Então ficou trancado no apartamento por causa da chuva. Junto com teu eu interior? Qual o problema, não entendo. Teu eu interior não está sarado o bastante? Ou está gordo – ahh, deve estar gordo. E já que tu detesta gente gorda, ele fugiu de ti. E vai ver é por isso que tu pratica yoga, pra encontrá-lo. Mas, na falta do instrutor, compreendo bem teu ímpeto de ir ao shopping. Talvez tua interioridade estivesse fazendo umas compras, gastando o limite de cartão de crédito de papai? Não. Porque tua interioridade talvez seja pobre – além de gorda. Segundo motivo pelo qual ela precisa ser fortalecida.

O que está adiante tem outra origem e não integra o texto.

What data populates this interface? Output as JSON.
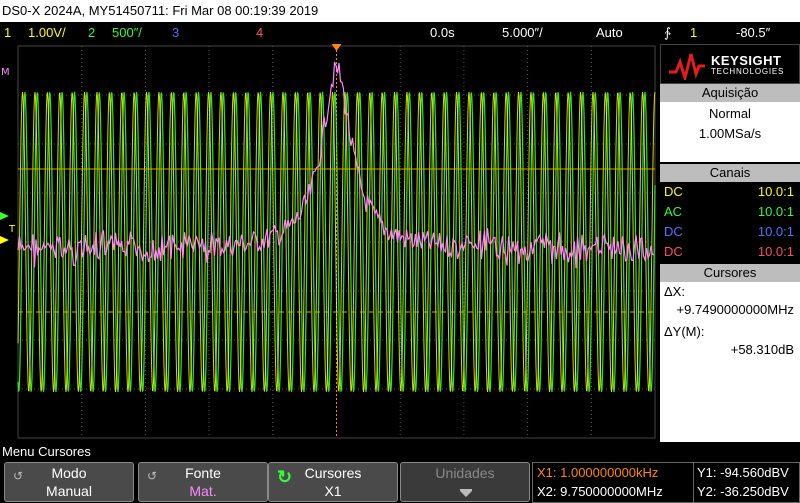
{
  "title": "DS0-X 2024A, MY51450711: Fri Mar 08 00:19:39 2019",
  "top_bar": {
    "ch1_num": "1",
    "ch1_scale": "1.00V/",
    "ch2_num": "2",
    "ch2_scale": "500″/",
    "ch3_num": "3",
    "ch4_num": "4",
    "time_delay": "0.0s",
    "time_scale": "5.000″/",
    "trigger_mode": "Auto",
    "trigger_icon": "∱",
    "trigger_channel": "1",
    "trigger_level": "-80.5″"
  },
  "colors": {
    "ch1": "#ffff00",
    "ch2": "#33ff33",
    "ch3": "#4f73ff",
    "ch4": "#ff4d6e",
    "math": "#ff88ff",
    "grid": "#555555",
    "trigger_marker": "#ff8800"
  },
  "sidebar": {
    "brand": "KEYSIGHT",
    "brand_sub": "TECHNOLOGIES",
    "acquisition": {
      "header": "Aquisição",
      "mode": "Normal",
      "rate": "1.00MSa/s"
    },
    "channels": {
      "header": "Canais",
      "rows": [
        {
          "coupling": "DC",
          "probe": "10.0:1"
        },
        {
          "coupling": "AC",
          "probe": "10.0:1"
        },
        {
          "coupling": "DC",
          "probe": "10.0:1"
        },
        {
          "coupling": "DC",
          "probe": "10.0:1"
        }
      ]
    },
    "cursors": {
      "header": "Cursores",
      "dx_label": "ΔX:",
      "dx_value": "+9.7490000000MHz",
      "dy_label": "ΔY(M):",
      "dy_value": "+58.310dB"
    }
  },
  "bottom": {
    "menu_title": "Menu Cursores",
    "softkeys": [
      {
        "title": "Modo",
        "value": "Manual"
      },
      {
        "title": "Fonte",
        "value": "Mat."
      },
      {
        "title": "Cursores",
        "value": "X1"
      },
      {
        "title": "Unidades",
        "value": ""
      }
    ],
    "readout": {
      "x1": "X1: 1.000000000kHz",
      "x2": "X2: 9.750000000MHz",
      "y1": "Y1: -94.560dBV",
      "y2": "Y2: -36.250dBV"
    }
  }
}
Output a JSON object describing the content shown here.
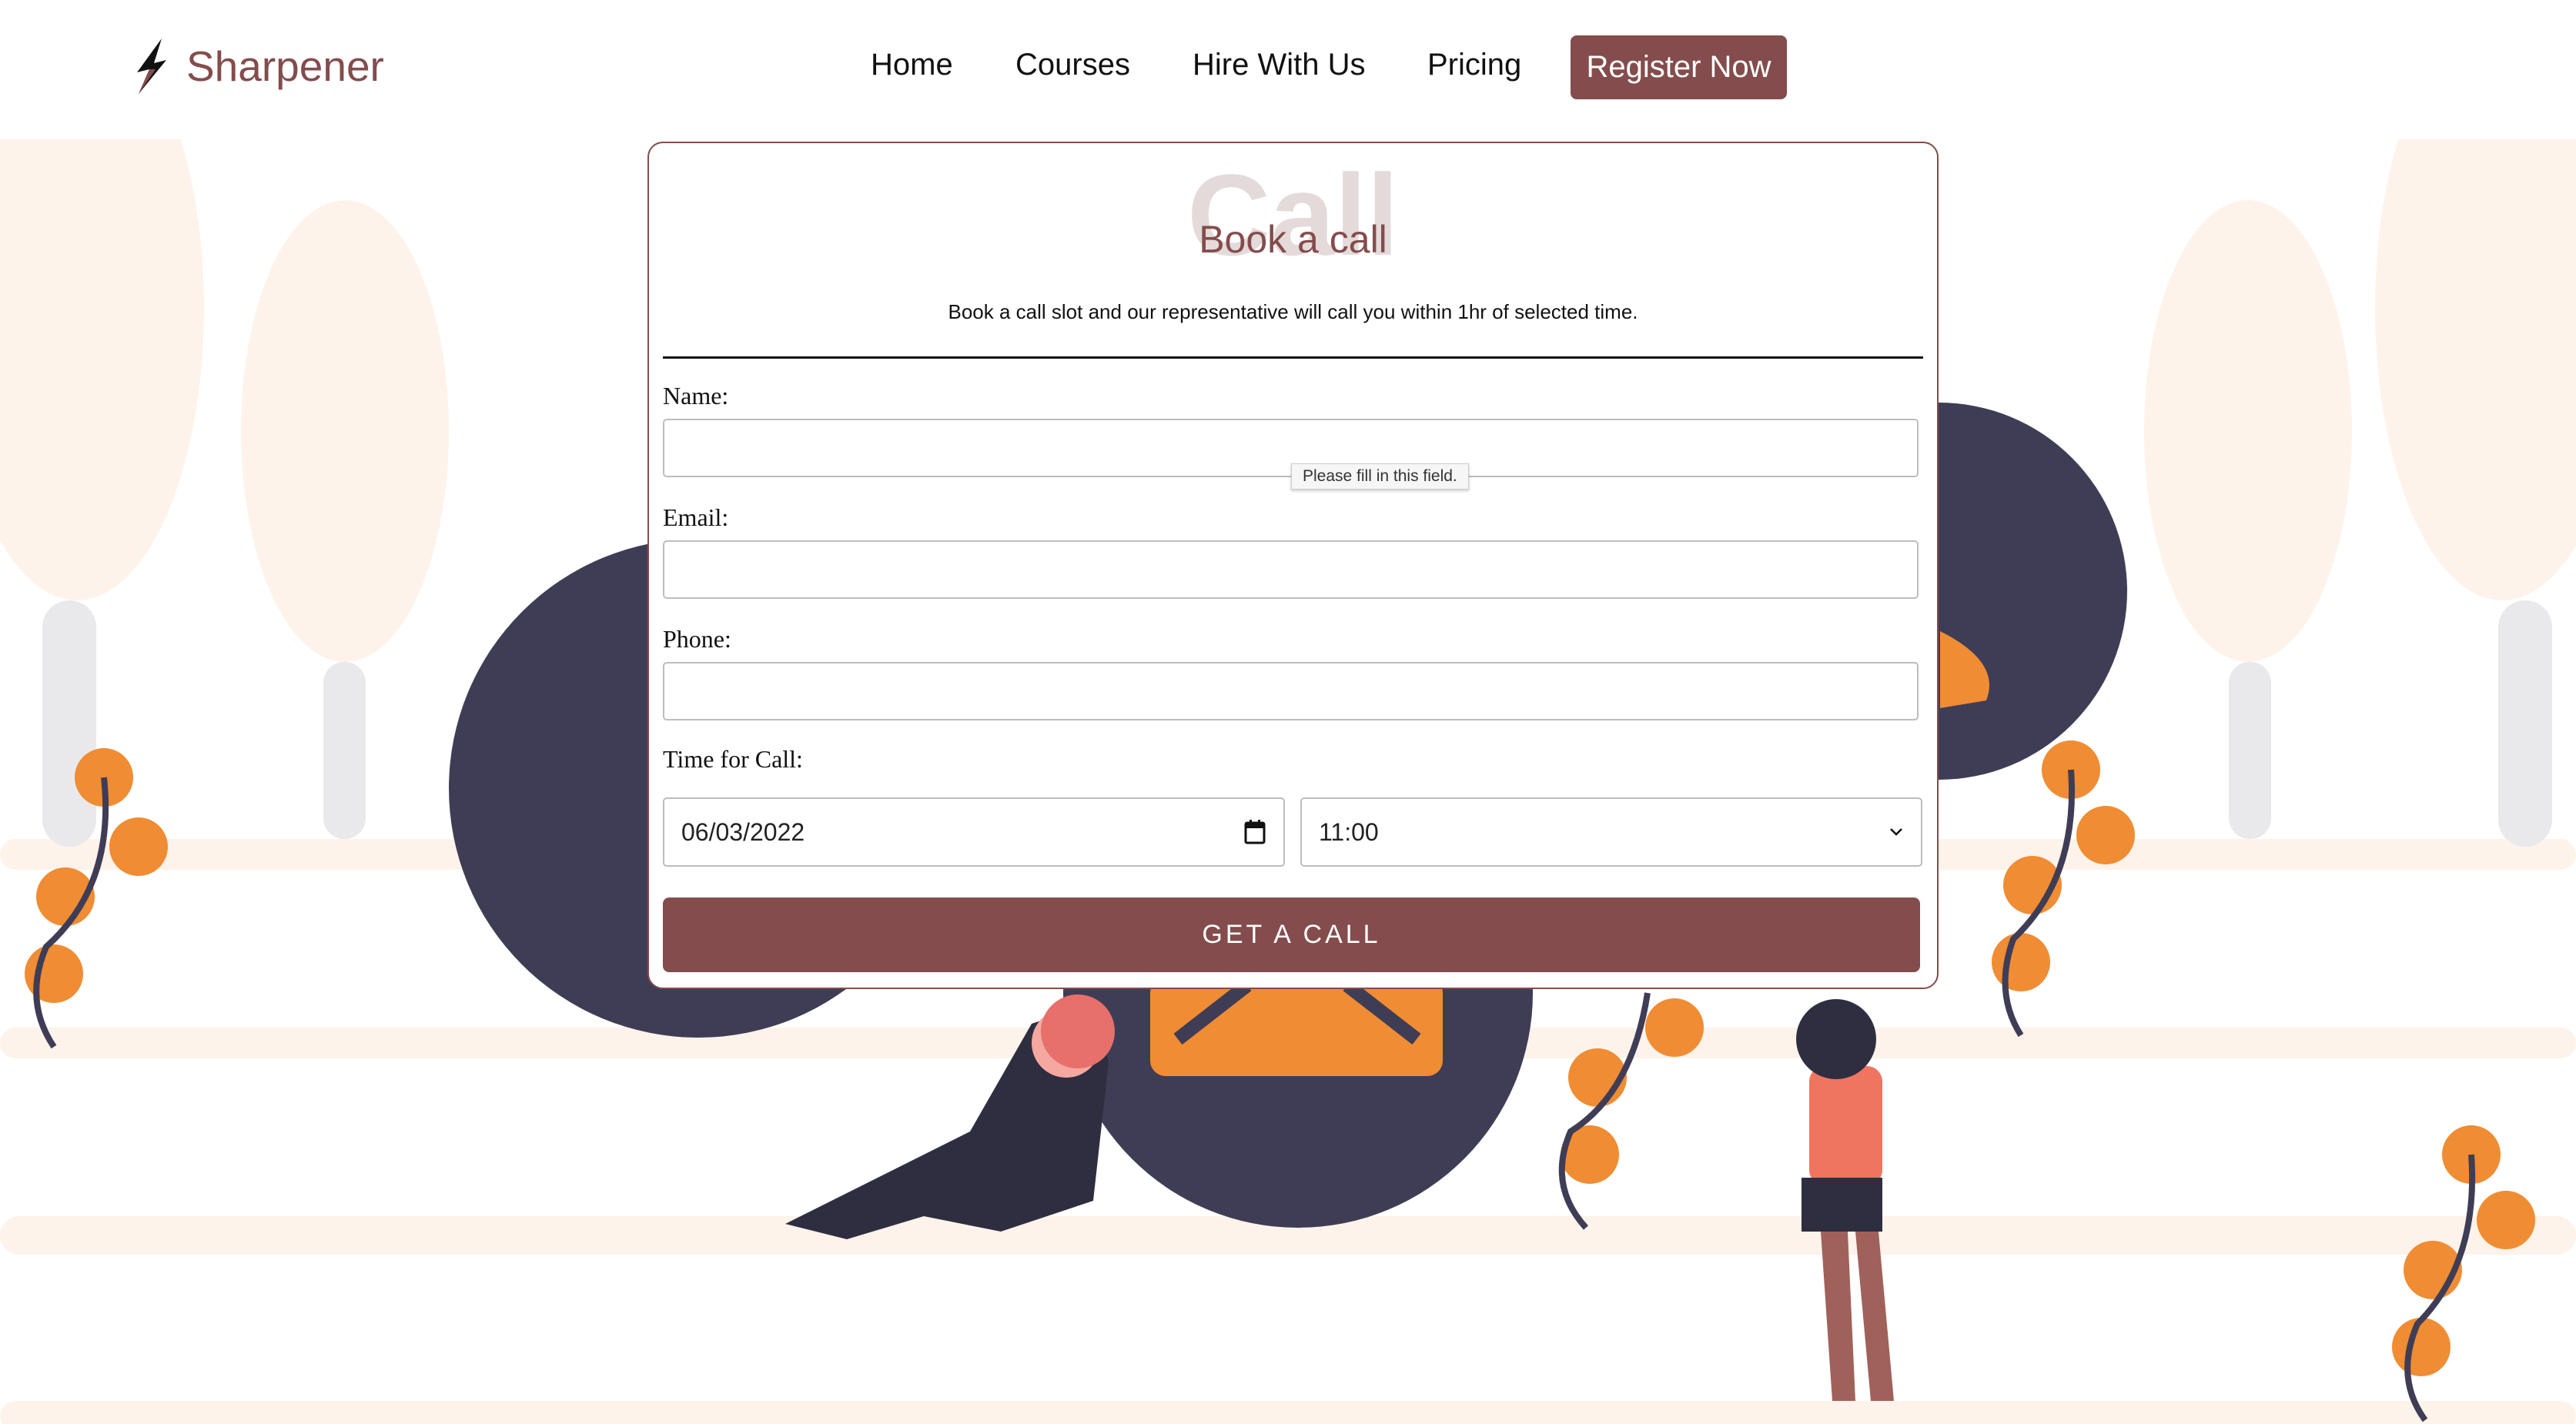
{
  "brand": {
    "name": "Sharpener",
    "accent": "#844c4c"
  },
  "nav": {
    "items": [
      "Home",
      "Courses",
      "Hire With Us",
      "Pricing"
    ],
    "register_label": "Register Now"
  },
  "form": {
    "watermark": "Call",
    "title": "Book a call",
    "subtitle": "Book a call slot and our representative will call you within 1hr of selected time.",
    "name_label": "Name:",
    "email_label": "Email:",
    "phone_label": "Phone:",
    "time_label": "Time for Call:",
    "name_value": "",
    "email_value": "",
    "phone_value": "",
    "date_value": "06/03/2022",
    "time_value": "11:00",
    "validation_tooltip": "Please fill in this field.",
    "submit_label": "GET A CALL"
  }
}
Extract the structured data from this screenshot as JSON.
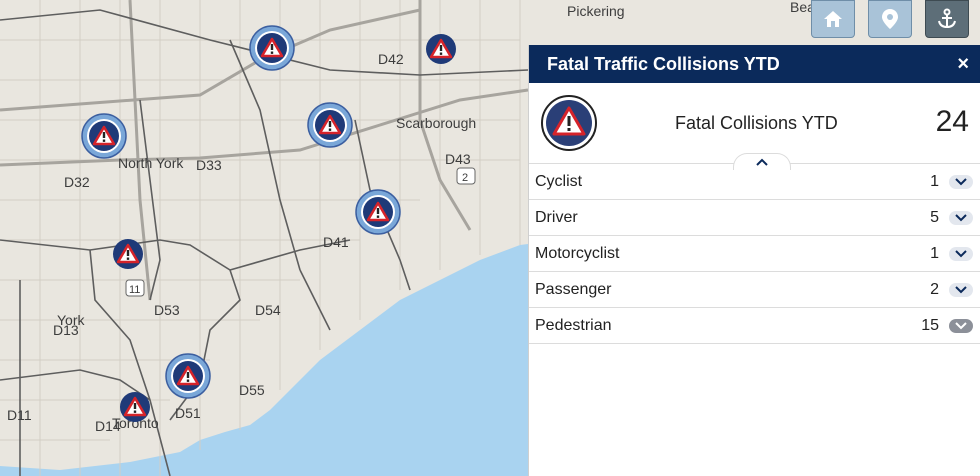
{
  "map": {
    "place_labels": [
      "Pickering",
      "Beach",
      "Scarborough",
      "North York",
      "York",
      "Toronto"
    ],
    "division_labels": [
      "D42",
      "D43",
      "D33",
      "D32",
      "D41",
      "D53",
      "D54",
      "D13",
      "D55",
      "D51",
      "D11",
      "D14"
    ],
    "road_labels": [
      "2",
      "11"
    ],
    "colors": {
      "land": "#e9e6df",
      "water": "#a9d3f0",
      "grid": "#cfcac0",
      "district_border": "#5e5e5e",
      "marker": "#1f3a78",
      "marker_ring": "#7aa7d8"
    }
  },
  "toolbar": {
    "home_icon": "home-icon",
    "pin_icon": "map-pin-icon",
    "anchor_icon": "anchor-icon"
  },
  "panel": {
    "title": "Fatal Traffic Collisions YTD",
    "close": "×",
    "summary_label": "Fatal Collisions YTD",
    "summary_count": "24",
    "rows": [
      {
        "label": "Cyclist",
        "count": "1"
      },
      {
        "label": "Driver",
        "count": "5"
      },
      {
        "label": "Motorcyclist",
        "count": "1"
      },
      {
        "label": "Passenger",
        "count": "2"
      },
      {
        "label": "Pedestrian",
        "count": "15"
      }
    ]
  }
}
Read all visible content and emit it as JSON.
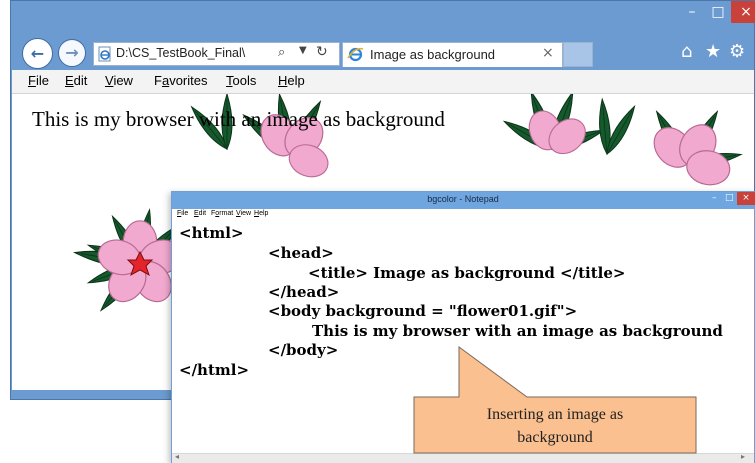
{
  "browser": {
    "window_controls": {
      "minimize": "–",
      "maximize": "□",
      "close": "×"
    },
    "address": "D:\\CS_TestBook_Final\\",
    "tab_title": "Image as background",
    "tab_close": "×",
    "toolbar_icons": [
      "home-icon",
      "favorites-star-icon",
      "settings-gear-icon"
    ],
    "menu": [
      {
        "underline": "F",
        "rest": "ile"
      },
      {
        "underline": "E",
        "rest": "dit"
      },
      {
        "underline": "V",
        "rest": "iew"
      },
      {
        "underline": "F",
        "rest": "avorites",
        "pre": "F"
      },
      {
        "underline": "T",
        "rest": "ools"
      },
      {
        "underline": "H",
        "rest": "elp"
      }
    ],
    "menu_labels": {
      "file_u": "F",
      "file": "ile",
      "edit_u": "E",
      "edit": "dit",
      "view_u": "V",
      "view": "iew",
      "fav_pre": "F",
      "fav_u": "a",
      "fav": "vorites",
      "tools_u": "T",
      "tools": "ools",
      "help_u": "H",
      "help": "elp"
    },
    "page_text": "This is my browser with an image as background",
    "accent_color": "#6c9bd2"
  },
  "notepad": {
    "title": "bgcolor - Notepad",
    "menu_labels": {
      "file_u": "F",
      "file": "ile",
      "edit_u": "E",
      "edit": "dit",
      "format_pre": "F",
      "format_u": "o",
      "format": "rmat",
      "view_u": "V",
      "view": "iew",
      "help_u": "H",
      "help": "elp"
    },
    "code_lines": [
      "<html>",
      "<head>",
      "<title> Image as background </title>",
      "</head>",
      "<body background = \"flower01.gif\">",
      "This is my browser with an image as background",
      "</body>",
      "</html>"
    ]
  },
  "callout": {
    "line1": "Inserting an image as",
    "line2": "background",
    "fill": "#fbc08f"
  }
}
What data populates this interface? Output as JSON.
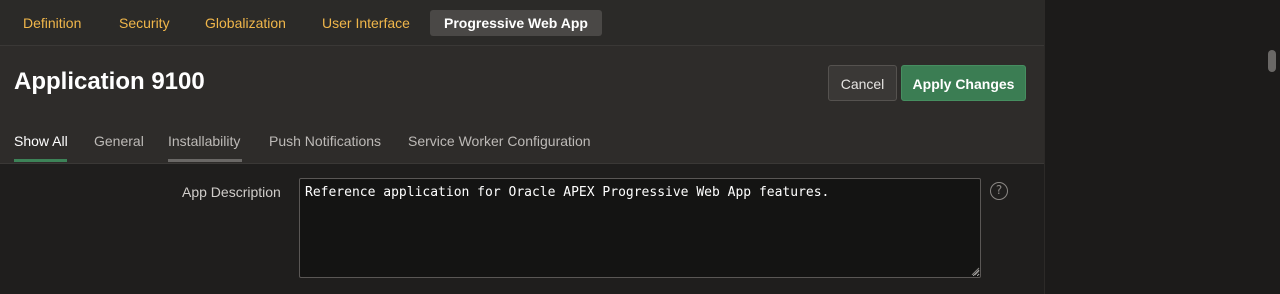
{
  "top_tabs": [
    {
      "label": "Definition",
      "active": false
    },
    {
      "label": "Security",
      "active": false
    },
    {
      "label": "Globalization",
      "active": false
    },
    {
      "label": "User Interface",
      "active": false
    },
    {
      "label": "Progressive Web App",
      "active": true
    }
  ],
  "header": {
    "title": "Application 9100",
    "cancel_label": "Cancel",
    "apply_label": "Apply Changes"
  },
  "sub_tabs": [
    {
      "label": "Show All",
      "active": true
    },
    {
      "label": "General",
      "active": false
    },
    {
      "label": "Installability",
      "active": false
    },
    {
      "label": "Push Notifications",
      "active": false
    },
    {
      "label": "Service Worker Configuration",
      "active": false
    }
  ],
  "form": {
    "app_description_label": "App Description",
    "app_description_value": "Reference application for Oracle APEX Progressive Web App features.",
    "help_icon_glyph": "?"
  },
  "colors": {
    "accent_tab_text": "#f0b64a",
    "primary_button": "#3b7d53",
    "active_underline": "#3d8358"
  },
  "icons": {
    "help": "help-icon",
    "resize": "resize-grip-icon"
  }
}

E tu ainda queria ir à praia. Queria, mesmo mesmo, desfilar de sunga? Não entendo o porquê. Pobre e gordo, teu eu interior voltaria de férias aos frangalhos, pois muito provavelmente encontraria os eus interiores dos outros – como tu – que não o perdoariam por ser pobre e gordo, só pra citar duas características que te incomodam. Debaixo do sol, mais nus do que o necessário, ou pelo menos mais nus do que no resto do ano, os eus interiores dos outros são mais cruéis. Quanto menos roupa, mais perversos. É muita interioridade pra pouco ‘dentro’, sabes.

Eu reescreveria isso que tu me mandaste. Diria que fez um tempo ótimo nas tuas férias, que a chuva foi linda e fértil. Que tu fez uma viagem dentro de si que te rendeu vários insights, fincando tua interioridade – com raízes, tronco grosso e copa frondosa – lá no fundo do teu ser. E me daria por muito satisfeito ao argumentar, simplesmente, que tu voltou com a pele mais branca do que quando saiu porque usou filtro solar fator 50, o que te deu uns 2 anos a mais sem rugas quando tu chegar lá pelos 35. Acredite: esse teu eu interior vai suplicar por mais 2 anos sem rugas quando tu – quando vocês dois, tu e teu eu interior – chegar lá.